Good for Bush, because there wasn't a levee on either side of the Mississippi high enough to protect him from the growing number of angry Americans in Washington this weekend. Maybe that's because the U.S. Army Corps of Engineers has been spending so much time, energy, and money in the other Gulf. In any case, the dam of resentment on this side of the globe finally burst, and Sheehan's reinforcements finally joined her, as my colleague Sarah Ferguson reports from the scene.
Tens of thousands of people packed downtown Washington yesterday and marched past the White House in the largest show of anti-war sentiment in the nation's capital since the conflict in Iraq began.
The demonstration drew grandmothers in wheelchairs and babies in strollers, military veterans in fatigues and protest veterans in tie-dye. It was the first time in a decade that protest groups had a permit to march in front of the executive mansion, and, even though President Bush was not there, the setting seemed to electrify the crowd.

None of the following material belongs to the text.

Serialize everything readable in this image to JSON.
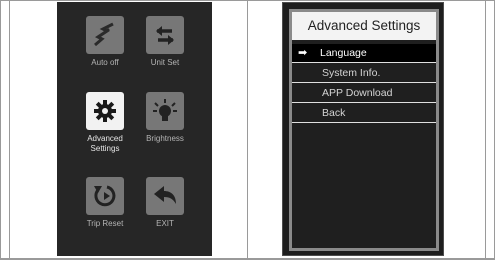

Signs, T-shirts, slogans and speeches outlined the cost of the Iraq conflict in human as well as economic terms. They memorialized dead U.S. troops and Iraqis, and contrasted the price of war with the price of recovery for areas battered by hurricanes Katrina and Rita.
Riffs on Vietnam-era protests were plentiful, with messages declaring, "Make Levees, Not War," "I never thought I'd miss Nixon," and "Iraq is Arabic for Vietnam." Many in the crowd had protested in the 1960s; others weren't even born during those tumultuous years.
Lots of people are getting hep to this jive-ass president. Not all of us were born yesterday.